The Centers for Medicare & Medicaid Services (CMS) recently updated its Evaluation and Management (E/M) Services Guide. The updates reflect changes to the hospital inpatient and observation care, home or residence, nursing facility, and emergency department (ED) E/M services that took effect earlier this year.
Beginning Jan. 1, CMS revised the documentation guidelines for E/M services in these settings to make them more like the 2021 updates to the office visit E/M guidelines. Under the new guidelines, clinicians can usually select the level of service using either medical decision making (MDM) or total time on the date of the encounter (the exception is ED services, which can only be selected based on MDM). As with office E/M, total time now includes both face-to-face and non-face-to-face time the physician or other qualified health care professional personally spends on the visit on the date of service. A medically appropriate history and physical exam should be performed and documented, but they are no longer used to determine the level of service.
In general, CMS aligns with the American Medical Association’s CPT E/M code descriptors and guidelines. However, a key difference between CMS and CPT is the time requirements for billing prolonged services. The new guide includes more information on how to code for prolonged services in the hospital/outpatient setting for Medicare patients as well as a table outlining the time thresholds for each prolonged service code.
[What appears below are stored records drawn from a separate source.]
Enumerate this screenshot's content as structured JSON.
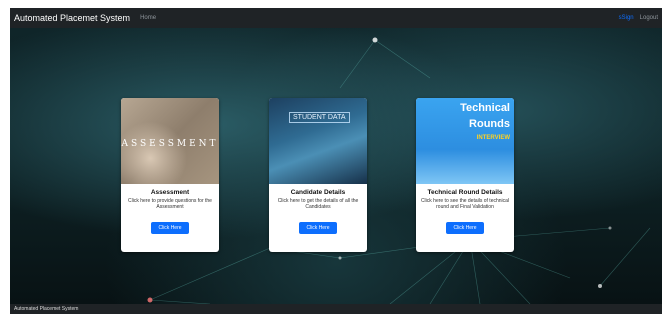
{
  "navbar": {
    "brand": "Automated Placemet System",
    "home_link": "Home",
    "user_link": "sSign",
    "logout_link": "Logout"
  },
  "cards": [
    {
      "image_text": "ASSESSMENT",
      "title": "Assessment",
      "description": "Click here to provide questions for the Assessment",
      "button": "Click Here"
    },
    {
      "image_text": "STUDENT DATA",
      "title": "Candidate Details",
      "description": "Click here to get the details of all the Candidates",
      "button": "Click Here"
    },
    {
      "image_text_line1": "Technical",
      "image_text_line2": "Rounds",
      "image_text_line3": "INTERVIEW",
      "title": "Technical Round Details",
      "description": "Click here to see the details of technical round and Final Validation",
      "button": "Click Here"
    }
  ],
  "footer": {
    "text": "Automated Placemet System"
  },
  "colors": {
    "navbar_bg": "#1f2326",
    "primary_button": "#0d6efd",
    "background_teal": "#2b5d66"
  }
}
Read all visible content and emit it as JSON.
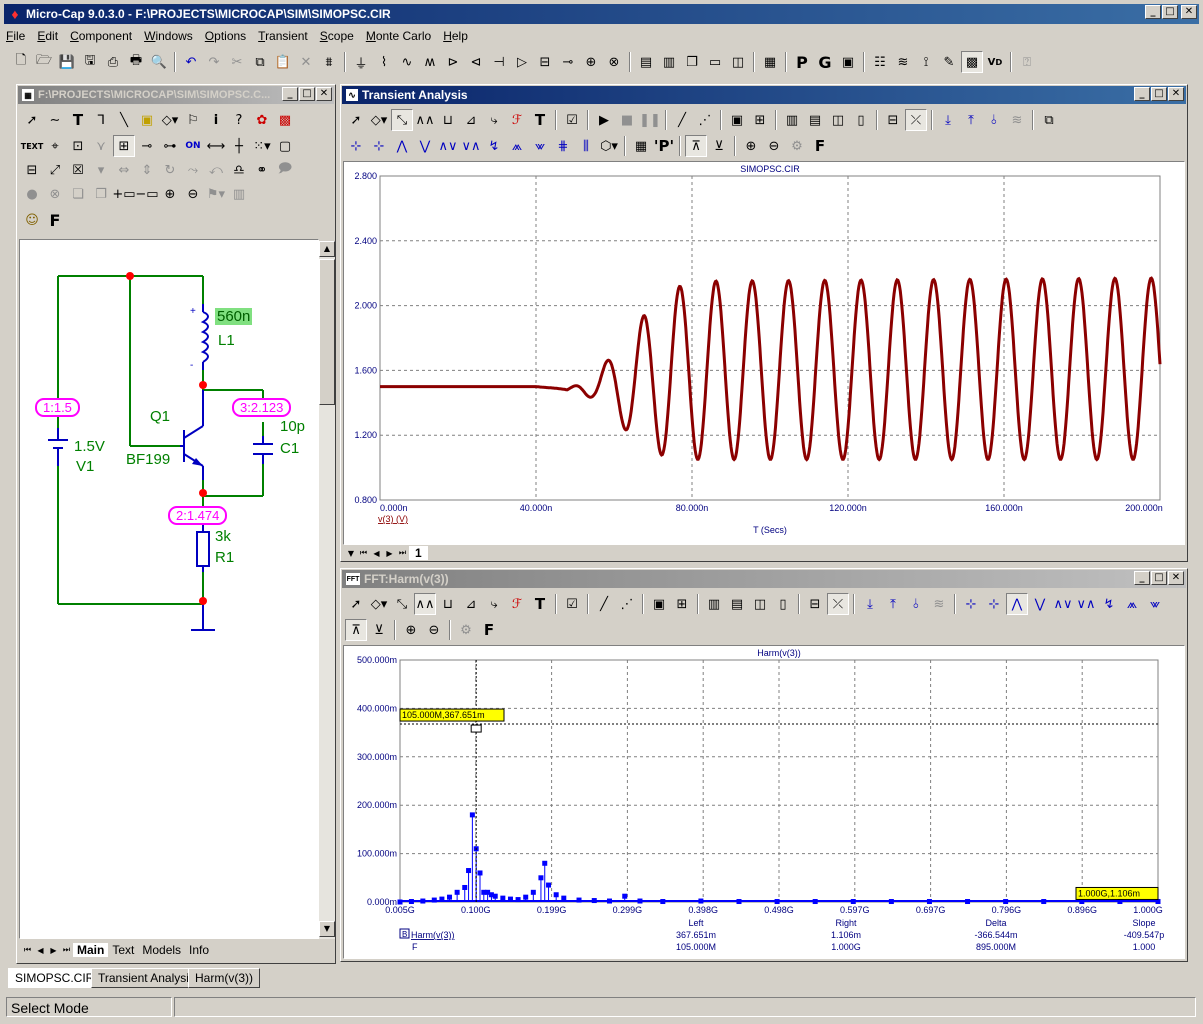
{
  "app": {
    "title": "Micro-Cap 9.0.3.0 - F:\\PROJECTS\\MICROCAP\\SIM\\SIMOPSC.CIR",
    "status": "Select Mode"
  },
  "menu": [
    "File",
    "Edit",
    "Component",
    "Windows",
    "Options",
    "Transient",
    "Scope",
    "Monte Carlo",
    "Help"
  ],
  "schematic_window": {
    "title": "F:\\PROJECTS\\MICROCAP\\SIM\\SIMOPSC.C...",
    "tabs": [
      "Main",
      "Text",
      "Models",
      "Info"
    ],
    "components": {
      "inductor_value": "560n",
      "inductor_name": "L1",
      "transistor_name": "Q1",
      "transistor_model": "BF199",
      "cap_value": "10p",
      "cap_name": "C1",
      "res_value": "3k",
      "res_name": "R1",
      "source_value": "1.5V",
      "source_name": "V1",
      "node1": "1:1.5",
      "node2": "2:1.474",
      "node3": "3:2.123"
    },
    "mini_labels": {
      "text_btn": "TEXT",
      "f_btn": "F"
    }
  },
  "transient_window": {
    "title": "Transient Analysis",
    "tab": "1",
    "colors": {
      "trace": "#8b0000",
      "axis_text": "#000080"
    }
  },
  "fft_window": {
    "title": "FFT:Harm(v(3))",
    "cursor_label": "105.000M,367.651m",
    "cursor_label_right": "1.000G,1.106m",
    "table": {
      "headers": [
        "Left",
        "Right",
        "Delta",
        "Slope"
      ],
      "rows": [
        {
          "name": "Harm(v(3))",
          "values": [
            "367.651m",
            "1.106m",
            "-366.544m",
            "-409.547p"
          ]
        },
        {
          "name": "F",
          "values": [
            "105.000M",
            "1.000G",
            "895.000M",
            "1.000"
          ]
        }
      ]
    }
  },
  "bottom_tabs": [
    "SIMOPSC.CIR",
    "Transient Analysis",
    "Harm(v(3))"
  ],
  "chart_data": [
    {
      "type": "line",
      "title": "SIMOPSC.CIR",
      "xlabel": "T (Secs)",
      "ylabel": "",
      "series": [
        {
          "name": "v(3) (V)",
          "color": "#8b0000"
        }
      ],
      "x_ticks": [
        "0.000n",
        "40.000n",
        "80.000n",
        "120.000n",
        "160.000n",
        "200.000n"
      ],
      "y_ticks": [
        "0.800",
        "1.200",
        "1.600",
        "2.000",
        "2.400",
        "2.800"
      ],
      "xlim": [
        0,
        200
      ],
      "ylim": [
        0.8,
        2.8
      ],
      "grid": true,
      "envelope": {
        "baseline": 1.5,
        "period_ns": 9.3,
        "samples": [
          [
            0,
            1.5
          ],
          [
            30,
            1.5
          ],
          [
            40,
            1.5
          ],
          [
            48,
            1.48
          ],
          [
            55,
            1.58
          ],
          [
            62,
            1.75
          ],
          [
            68,
            1.95
          ],
          [
            75,
            2.1
          ],
          [
            80,
            2.15
          ],
          [
            200,
            2.17
          ]
        ],
        "min_samples": [
          [
            0,
            1.5
          ],
          [
            40,
            1.5
          ],
          [
            50,
            1.48
          ],
          [
            55,
            1.42
          ],
          [
            60,
            1.3
          ],
          [
            68,
            1.12
          ],
          [
            75,
            1.05
          ],
          [
            200,
            1.05
          ]
        ]
      }
    },
    {
      "type": "bar",
      "title": "Harm(v(3))",
      "xlabel": "",
      "ylabel": "",
      "x_ticks": [
        "0.005G",
        "0.100G",
        "0.199G",
        "0.299G",
        "0.398G",
        "0.498G",
        "0.597G",
        "0.697G",
        "0.796G",
        "0.896G",
        "1.000G"
      ],
      "y_ticks": [
        "0.000m",
        "100.000m",
        "200.000m",
        "300.000m",
        "400.000m",
        "500.000m"
      ],
      "xlim": [
        0.005,
        1.0
      ],
      "ylim": [
        0,
        500
      ],
      "grid": true,
      "color": "#0000ff",
      "points": [
        [
          0.005,
          0
        ],
        [
          0.02,
          1
        ],
        [
          0.035,
          2
        ],
        [
          0.05,
          4
        ],
        [
          0.06,
          6
        ],
        [
          0.07,
          10
        ],
        [
          0.08,
          20
        ],
        [
          0.09,
          30
        ],
        [
          0.095,
          65
        ],
        [
          0.1,
          180
        ],
        [
          0.105,
          110
        ],
        [
          0.11,
          60
        ],
        [
          0.115,
          20
        ],
        [
          0.12,
          20
        ],
        [
          0.125,
          15
        ],
        [
          0.13,
          12
        ],
        [
          0.14,
          8
        ],
        [
          0.15,
          6
        ],
        [
          0.16,
          5
        ],
        [
          0.17,
          10
        ],
        [
          0.18,
          20
        ],
        [
          0.19,
          50
        ],
        [
          0.195,
          80
        ],
        [
          0.2,
          35
        ],
        [
          0.21,
          15
        ],
        [
          0.22,
          8
        ],
        [
          0.24,
          4
        ],
        [
          0.26,
          3
        ],
        [
          0.28,
          2
        ],
        [
          0.3,
          12
        ],
        [
          0.32,
          2
        ],
        [
          0.35,
          1
        ],
        [
          0.4,
          2
        ],
        [
          0.45,
          1
        ],
        [
          0.5,
          1
        ],
        [
          0.55,
          1
        ],
        [
          0.6,
          1
        ],
        [
          0.65,
          1
        ],
        [
          0.7,
          1
        ],
        [
          0.75,
          1
        ],
        [
          0.8,
          1
        ],
        [
          0.85,
          1
        ],
        [
          0.9,
          1
        ],
        [
          0.95,
          1
        ],
        [
          1.0,
          1
        ]
      ]
    }
  ]
}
Although there were no updates to prolonged service codes for office/outpatient E/M services, they are also listed below for easy reference.
Primary E/M service* | Prolonged service code | Time threshold | Timeframe counted |
Initial inpatient or observation visit (99223) |
G0316 |
90 minutes |
Date of visit |
Subsequent inpatient or observation (99233) |
G0316 |
65 minutes |
Date of visit
|
Inpatient or observation same-day admission or discharge (99236) |
G0316 |
110 minutes |
Date of visit to 3 days after |
Initial nursing facility visit (99306) |
G0317 |
95 minutes |
1 day before visit, date of visit, and 3 days after |
Subsequent nursing facility visit (99310) |
G0317 |
85 minutes |
1 day before visit, date of visit, and 3 days after |
New patient home or residence visit (99345) |
G0318 |
140 minutes |
3 days before visit, date of visit, and 7 days after |
Established patient home or residence visit (99350) |
G0318 |
110 minutes |
3 days before visit, date of visit, and 7 days after |
Cognitive assessment and care planning (99483) |
G2212 |
100 minutes |
3 days before visit, date of visit, and 7 days after |
Codes | Total time required for reporting |
99205 x 1 and G2212 x 1 |
89-103 minutes |
99205 x 1 and G2212 x 2 |
104-118 minutes |
99215 x 1 and G2212 x 1 |
69-83 minutes |
99215 x 1 and G2212 x 2 |
84-98 minutes |
99215 x 1 and G2212 x 3 or more for each additional 15 minutes |
99 or more |
The updated guide also includes details on billing for critical care, split/shared services, chronic pain management, and teaching physician services.